Os ambientalistas denunciam especialmente o plantio pela Suzano de duas espécies de eucalipto geneticamente manipuladas – aprovadas pelo governo brasileiro: a variedade H421, aprovada em 2015 e que visa fornecer mais polpa por hectare, e a variedade 751K032, permitida desde 2021 e que, assim como a soja geneticamente manipulada conhecida da empresa genética Monsanto, é resistente ao herbicida total glifosato.
“Mato Grosso do Sul é o estado com maior produção de eucalipto, principalmente pelos incentivos fiscais às empresas de celulose e pela disponibilidade de terras antes utilizadas para a pecuária”, explicou o advogado trabalhista Leomar Daroncho em simpósio de cientistas, ativistas e atingidos pela monoculturas de árvores e plantações transgênicas de eucalipto, que ocorreu em junho na Universidade Federal de Mato Grosso do Sul (UFMS). “Em grandes áreas, a vegetação nativa, o Cerrado, foi retirada para o plantio de eucalipto transgênico”.
As pequenas famílias de agricultores e as explorações pecuárias que anteriormente não venderam as suas terras às empresas de celulose estão agora presas às monoculturas e queixam-se de que os riachos e poços estão a secar e os operadores das plantações pulverizam regularmente pesticidas.

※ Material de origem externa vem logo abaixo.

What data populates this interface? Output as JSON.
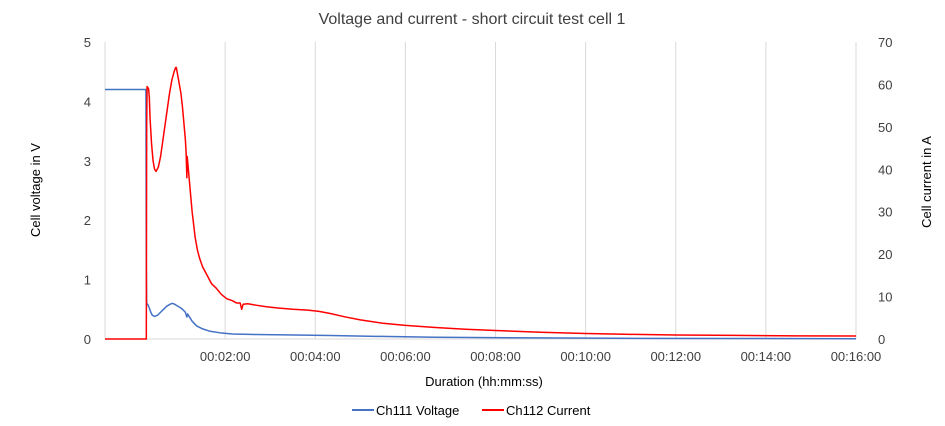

A situação é particularmente dramática para os sobreviventes do povo Ofayé no município vizinho de Brasilândia. Sua reserva indígena restante, de 484 hectares, está cercada por dezenas de milhares de hectares de monocultura de eucalipto. Uma ilha de Cerrado no mar de plantações madeireiras que foi demarcada como território indígena na década de 1990, mas ainda não foi “homologada”, ou seja, reconhecida, pelo governo brasileiro.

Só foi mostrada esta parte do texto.